One resource I overlooked has now been brought to my attention by Kensuke Nanjo, phonetics editor of the Genius English-Japanese Dictionary, Fourth Edition (2006), in a long email which is worth quoting in extenso. He claims that this “G4” is
the only dictionary that distinguishes [nd] (t-voicing) and [n] (t-deletion) for underlying /nt/ in American English. G4 gives [nd] for carpenter, certainty, into, ninety, seventy, Washington as their second variant in American English while it shows variants without /t/ for other /nt/-words like center, dental, Internet, plenty, twenty, winter, etc. with the label "casual AmE".
Kensuke says that the decisions he made were
based on some books and papers that I'd read and personal communications with American phoneticians, perhaps including the late Becky Dauer, but I'm afraid I don't very well remember where I obtained the data. This distinction ([nd] vs. [n] for /nt/), however, is mentioned in the phonetics/phonology chapter I wrote for the book Ando & Sawada (eds.) English Linguistics: An Introduction (2001), so I obtained the data more than a decade ago.He further comments
You rightly mention that "it does not happen in the environment of a following stressed vowel, as in intend, contain", but both LPD and G4 record /nt/-reduction for Antarctic, perhaps as a sole (?) exception.— probably because of the transparent morphology which makes ant#arctic seem like a compound comparable to print#out, in which nt-reducers do reduce nt.

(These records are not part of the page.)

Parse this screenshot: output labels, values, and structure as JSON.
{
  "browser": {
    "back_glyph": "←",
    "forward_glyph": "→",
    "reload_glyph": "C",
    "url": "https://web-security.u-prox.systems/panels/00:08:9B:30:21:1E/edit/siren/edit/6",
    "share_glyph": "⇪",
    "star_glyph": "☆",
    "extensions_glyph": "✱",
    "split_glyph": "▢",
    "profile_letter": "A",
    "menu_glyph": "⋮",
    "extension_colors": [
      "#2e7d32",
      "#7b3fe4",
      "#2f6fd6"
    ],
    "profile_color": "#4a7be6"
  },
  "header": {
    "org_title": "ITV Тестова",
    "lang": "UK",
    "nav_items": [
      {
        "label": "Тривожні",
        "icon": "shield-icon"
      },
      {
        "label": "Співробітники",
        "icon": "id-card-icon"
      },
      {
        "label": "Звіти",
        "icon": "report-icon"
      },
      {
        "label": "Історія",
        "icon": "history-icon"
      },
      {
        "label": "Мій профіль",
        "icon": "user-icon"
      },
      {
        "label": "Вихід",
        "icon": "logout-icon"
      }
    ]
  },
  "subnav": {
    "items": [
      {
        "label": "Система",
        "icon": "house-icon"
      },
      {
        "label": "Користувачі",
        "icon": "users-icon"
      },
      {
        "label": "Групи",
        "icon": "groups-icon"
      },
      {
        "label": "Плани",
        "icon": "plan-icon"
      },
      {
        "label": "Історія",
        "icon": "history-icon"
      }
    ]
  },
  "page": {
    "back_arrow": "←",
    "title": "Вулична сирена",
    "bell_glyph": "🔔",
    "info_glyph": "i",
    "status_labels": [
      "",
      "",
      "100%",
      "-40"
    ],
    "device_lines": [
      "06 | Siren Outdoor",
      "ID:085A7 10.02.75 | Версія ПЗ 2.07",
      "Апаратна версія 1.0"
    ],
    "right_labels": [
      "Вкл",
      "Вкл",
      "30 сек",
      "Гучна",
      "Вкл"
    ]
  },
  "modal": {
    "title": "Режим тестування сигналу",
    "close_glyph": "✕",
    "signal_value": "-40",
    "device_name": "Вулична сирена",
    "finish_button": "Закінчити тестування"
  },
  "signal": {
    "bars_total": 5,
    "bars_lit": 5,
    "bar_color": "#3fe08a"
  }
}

Also, I agree with your comment that "[it doesn't] apply to ntr clusters, as in country. The t can be lost in centre/center but not in central", but G4 gives the variants like "inner"-duce and "inner"-duction for introduce and introduction respectively, with the label "casual AmE". This is based on my own daily observation about American English. Needless to say, this is a case of r-to-schwa metathesis, which triggers /nt/-reduction. In fact, I tried to include as many cases of common metathesis as possible in G4, so it gives the American casual pronunciation "hunnerd" for hundred, a case of both r-to-schwa metathesis and lexically restricted /nd/-reduction (e.g. can'idate, fun'amen'al, kin'a, un'erstand, won'erful).
These nd-reductions of casual speech are very relevant, too. Thanks, Kensuke.